PKC-beta Inhibitors, Enzastaurin
Another pathway, the protein kinase C (PKC) pathway, has been shown to play a role in the regulation of cell proliferation. An early (phase I/II) trial of the drug Enzastaurin as a single agent, showed promising efficacy but with the concern that drug levels in the brain were not high enough to be really effective. However, another early (phase I) study at higher doses led to significant side effecs – decreasing platelets and affecting the heart’s rhythm. Further trials using this agent in combination with chemotherapy or in other settings are ongoing.

HDAC Inhibitors, Vorinostat
In recent years, histone deacetylase inhibitors (HDACIs) have emerged as a promising new category of anti-cancer agents. They are attractive new drug candidates because they kill cancer cells, but have little effect on normal cells.
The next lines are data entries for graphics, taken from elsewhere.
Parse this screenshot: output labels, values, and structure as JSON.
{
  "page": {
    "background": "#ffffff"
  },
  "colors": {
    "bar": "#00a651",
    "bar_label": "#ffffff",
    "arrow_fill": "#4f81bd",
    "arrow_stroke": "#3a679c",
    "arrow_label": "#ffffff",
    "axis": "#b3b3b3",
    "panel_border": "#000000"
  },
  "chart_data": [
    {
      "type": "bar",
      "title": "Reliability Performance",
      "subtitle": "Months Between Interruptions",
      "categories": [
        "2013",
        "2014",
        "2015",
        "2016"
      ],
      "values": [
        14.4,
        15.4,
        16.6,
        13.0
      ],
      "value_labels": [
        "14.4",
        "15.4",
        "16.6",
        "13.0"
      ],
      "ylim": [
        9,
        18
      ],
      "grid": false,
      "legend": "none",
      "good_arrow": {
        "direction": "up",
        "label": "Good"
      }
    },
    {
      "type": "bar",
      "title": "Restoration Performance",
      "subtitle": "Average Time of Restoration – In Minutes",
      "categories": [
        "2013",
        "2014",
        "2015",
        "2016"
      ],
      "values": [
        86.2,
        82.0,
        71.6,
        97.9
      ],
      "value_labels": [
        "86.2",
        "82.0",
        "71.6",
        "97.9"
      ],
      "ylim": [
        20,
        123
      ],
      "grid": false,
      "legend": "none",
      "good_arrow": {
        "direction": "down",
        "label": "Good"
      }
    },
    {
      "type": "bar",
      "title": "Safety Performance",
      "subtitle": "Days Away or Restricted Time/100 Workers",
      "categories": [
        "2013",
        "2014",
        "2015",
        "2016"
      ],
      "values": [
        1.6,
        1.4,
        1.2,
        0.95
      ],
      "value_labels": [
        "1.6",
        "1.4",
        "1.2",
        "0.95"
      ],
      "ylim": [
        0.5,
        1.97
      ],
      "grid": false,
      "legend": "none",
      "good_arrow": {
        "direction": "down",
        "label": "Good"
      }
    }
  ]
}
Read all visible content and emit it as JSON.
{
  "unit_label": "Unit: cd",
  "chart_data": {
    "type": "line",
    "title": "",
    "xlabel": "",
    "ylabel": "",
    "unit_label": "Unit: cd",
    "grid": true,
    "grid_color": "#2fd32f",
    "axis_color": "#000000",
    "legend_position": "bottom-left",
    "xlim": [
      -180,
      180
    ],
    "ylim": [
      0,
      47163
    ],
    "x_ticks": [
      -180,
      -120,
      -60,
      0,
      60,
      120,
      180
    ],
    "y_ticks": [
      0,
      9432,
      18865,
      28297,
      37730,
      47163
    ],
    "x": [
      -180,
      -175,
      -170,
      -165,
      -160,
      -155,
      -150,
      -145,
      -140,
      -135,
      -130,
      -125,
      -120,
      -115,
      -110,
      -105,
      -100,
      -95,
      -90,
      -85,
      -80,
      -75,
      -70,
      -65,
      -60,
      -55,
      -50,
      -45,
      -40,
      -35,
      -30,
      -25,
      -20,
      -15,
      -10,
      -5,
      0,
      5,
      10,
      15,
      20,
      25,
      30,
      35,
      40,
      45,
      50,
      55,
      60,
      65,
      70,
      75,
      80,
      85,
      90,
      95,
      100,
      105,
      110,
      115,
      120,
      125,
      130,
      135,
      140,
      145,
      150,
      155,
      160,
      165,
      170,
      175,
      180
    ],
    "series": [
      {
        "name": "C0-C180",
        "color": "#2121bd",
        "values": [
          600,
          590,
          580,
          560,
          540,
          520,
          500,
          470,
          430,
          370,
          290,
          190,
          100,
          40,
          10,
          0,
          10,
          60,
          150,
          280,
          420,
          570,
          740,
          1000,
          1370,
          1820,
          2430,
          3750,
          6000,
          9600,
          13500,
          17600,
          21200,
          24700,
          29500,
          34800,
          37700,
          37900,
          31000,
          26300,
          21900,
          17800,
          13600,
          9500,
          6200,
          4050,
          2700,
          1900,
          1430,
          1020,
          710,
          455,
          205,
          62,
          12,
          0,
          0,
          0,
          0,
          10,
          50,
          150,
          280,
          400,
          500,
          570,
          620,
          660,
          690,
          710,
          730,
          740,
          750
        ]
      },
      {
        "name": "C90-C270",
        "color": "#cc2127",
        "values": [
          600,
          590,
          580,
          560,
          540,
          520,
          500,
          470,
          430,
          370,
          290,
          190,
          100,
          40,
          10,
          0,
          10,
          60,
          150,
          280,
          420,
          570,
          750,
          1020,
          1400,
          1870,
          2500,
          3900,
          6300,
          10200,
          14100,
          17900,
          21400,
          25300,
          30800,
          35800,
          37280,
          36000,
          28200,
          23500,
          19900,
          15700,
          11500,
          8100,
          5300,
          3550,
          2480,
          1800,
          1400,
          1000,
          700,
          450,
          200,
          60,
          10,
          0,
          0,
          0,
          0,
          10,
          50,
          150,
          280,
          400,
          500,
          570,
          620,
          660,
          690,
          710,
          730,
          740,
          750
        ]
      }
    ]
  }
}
One of these inhibitors is a drug called vorinostat. Its most common side effects from a phase II trial included fatigue and decreased platelets. Most studies on the use of vorinostat are testing the drug in combinations with bevacizumab, bortezomib, irinotecan, temozolomide, isotretinoin, carboplatin and radiation.
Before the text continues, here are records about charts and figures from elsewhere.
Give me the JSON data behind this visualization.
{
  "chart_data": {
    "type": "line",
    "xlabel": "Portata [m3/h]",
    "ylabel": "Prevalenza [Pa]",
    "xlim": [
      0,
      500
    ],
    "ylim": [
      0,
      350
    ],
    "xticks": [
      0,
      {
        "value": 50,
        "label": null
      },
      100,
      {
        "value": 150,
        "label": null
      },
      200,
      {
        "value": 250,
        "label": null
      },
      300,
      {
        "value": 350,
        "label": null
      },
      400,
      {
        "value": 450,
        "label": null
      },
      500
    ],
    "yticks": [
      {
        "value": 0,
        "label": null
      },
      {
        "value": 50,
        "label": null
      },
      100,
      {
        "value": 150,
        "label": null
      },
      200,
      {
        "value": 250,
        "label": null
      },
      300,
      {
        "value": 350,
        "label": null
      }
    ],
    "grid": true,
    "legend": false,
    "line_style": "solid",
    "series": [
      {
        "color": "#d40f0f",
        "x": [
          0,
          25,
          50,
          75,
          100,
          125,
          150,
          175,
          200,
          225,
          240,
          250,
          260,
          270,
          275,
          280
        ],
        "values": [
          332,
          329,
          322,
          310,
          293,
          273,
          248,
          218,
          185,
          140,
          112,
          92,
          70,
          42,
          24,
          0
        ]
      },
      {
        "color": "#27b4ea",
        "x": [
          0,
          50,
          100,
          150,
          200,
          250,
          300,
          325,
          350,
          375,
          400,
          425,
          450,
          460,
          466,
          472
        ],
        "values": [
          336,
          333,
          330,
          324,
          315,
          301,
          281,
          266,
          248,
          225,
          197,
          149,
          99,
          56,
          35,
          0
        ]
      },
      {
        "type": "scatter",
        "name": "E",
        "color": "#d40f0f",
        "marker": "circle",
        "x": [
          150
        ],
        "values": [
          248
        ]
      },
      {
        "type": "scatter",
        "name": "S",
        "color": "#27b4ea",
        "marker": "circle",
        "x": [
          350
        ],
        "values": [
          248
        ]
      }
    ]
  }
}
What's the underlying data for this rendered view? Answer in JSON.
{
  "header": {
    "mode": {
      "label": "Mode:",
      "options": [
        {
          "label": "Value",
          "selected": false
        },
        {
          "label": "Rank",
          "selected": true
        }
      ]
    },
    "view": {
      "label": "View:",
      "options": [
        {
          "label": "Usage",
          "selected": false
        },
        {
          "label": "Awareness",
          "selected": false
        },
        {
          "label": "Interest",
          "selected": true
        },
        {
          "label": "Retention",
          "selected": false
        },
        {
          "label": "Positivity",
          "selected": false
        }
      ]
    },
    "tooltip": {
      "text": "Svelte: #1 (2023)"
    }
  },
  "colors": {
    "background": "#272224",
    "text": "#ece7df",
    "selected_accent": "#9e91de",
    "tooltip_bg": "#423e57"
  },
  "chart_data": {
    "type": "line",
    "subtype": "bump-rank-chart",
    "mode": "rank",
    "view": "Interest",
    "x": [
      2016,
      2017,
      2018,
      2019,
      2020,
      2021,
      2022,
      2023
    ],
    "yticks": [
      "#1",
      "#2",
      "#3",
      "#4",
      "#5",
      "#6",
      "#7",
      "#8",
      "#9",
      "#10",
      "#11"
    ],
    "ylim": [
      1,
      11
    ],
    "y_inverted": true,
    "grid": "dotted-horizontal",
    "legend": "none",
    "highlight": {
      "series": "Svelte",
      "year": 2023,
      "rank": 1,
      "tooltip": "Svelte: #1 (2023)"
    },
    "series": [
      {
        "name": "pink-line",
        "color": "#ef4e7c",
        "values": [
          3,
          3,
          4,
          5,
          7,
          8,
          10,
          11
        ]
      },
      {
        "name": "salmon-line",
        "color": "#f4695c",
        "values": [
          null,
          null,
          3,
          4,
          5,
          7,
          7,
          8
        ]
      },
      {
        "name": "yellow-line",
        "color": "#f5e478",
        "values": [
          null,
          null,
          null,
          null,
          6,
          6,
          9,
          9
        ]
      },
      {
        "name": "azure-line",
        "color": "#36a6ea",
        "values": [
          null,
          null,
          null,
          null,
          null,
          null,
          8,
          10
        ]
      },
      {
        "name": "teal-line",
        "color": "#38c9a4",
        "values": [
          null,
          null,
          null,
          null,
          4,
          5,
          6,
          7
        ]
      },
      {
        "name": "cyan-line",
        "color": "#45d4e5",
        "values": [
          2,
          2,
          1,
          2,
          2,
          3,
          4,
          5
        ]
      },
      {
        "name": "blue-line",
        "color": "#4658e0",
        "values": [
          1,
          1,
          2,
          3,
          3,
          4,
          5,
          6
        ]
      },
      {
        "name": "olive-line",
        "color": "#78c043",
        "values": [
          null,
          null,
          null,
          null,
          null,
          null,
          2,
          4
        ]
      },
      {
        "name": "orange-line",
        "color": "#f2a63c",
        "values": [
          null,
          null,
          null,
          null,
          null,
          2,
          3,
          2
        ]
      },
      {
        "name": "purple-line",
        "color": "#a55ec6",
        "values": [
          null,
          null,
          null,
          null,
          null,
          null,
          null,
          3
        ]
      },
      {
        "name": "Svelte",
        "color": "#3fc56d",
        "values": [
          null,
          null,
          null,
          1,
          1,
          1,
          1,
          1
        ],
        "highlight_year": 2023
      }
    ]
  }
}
Thalidomide and Lenalidomide
Another pathway called basic fibroblast growth factor (b-FGF), also helps to promote blood vessel growth in malignant gliomas. Thalidomide is believed to inhibit several of these pathways. Thalidomide, well-publicized for its negative effects on fetuses many years ago, produces other side effects in glioma patients including fatigue, peripheral neuropathy, rash and thromboembolism. Lenalidomide, a similar chemical to thalidomide, can also overcome cellular resistance to thalidomide.
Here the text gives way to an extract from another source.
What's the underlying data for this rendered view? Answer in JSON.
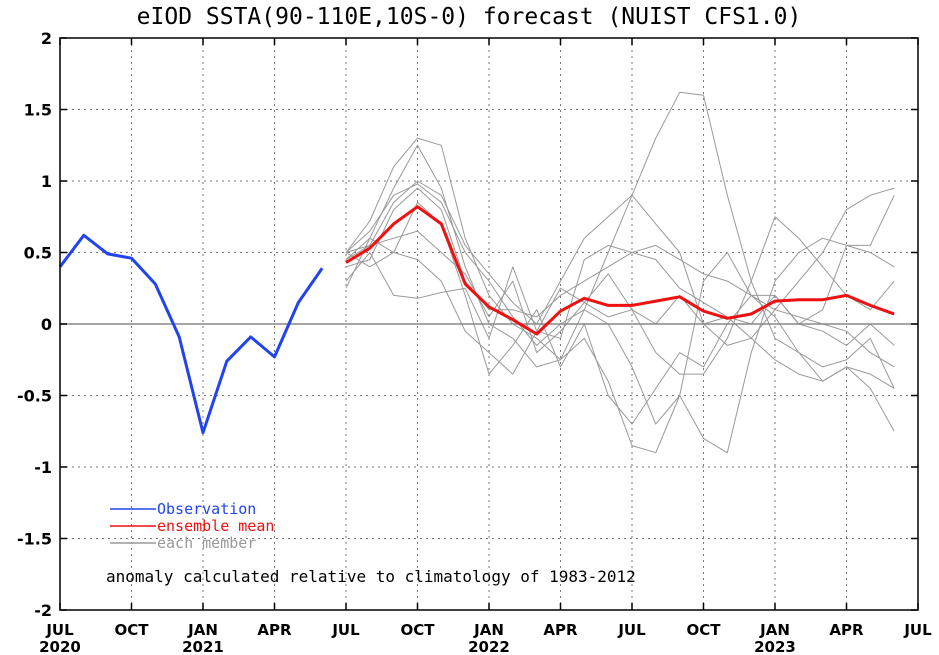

Although the utilization of targeted agents in oncology is not new, it is only in the last several years with the discovery of specific molecular pathways involved in the growth of gliomas that neurooncologists have begun to test these agents as therapies against gliomas. Because malignant cells often survive by using other pathways with alternative signaling, inhibitors that attack more than one pathway, the so-called multikinase inhibitors such as sorafenib and sunitinib, may prove to be more effective, as may combinations of the targeted agents discussed here.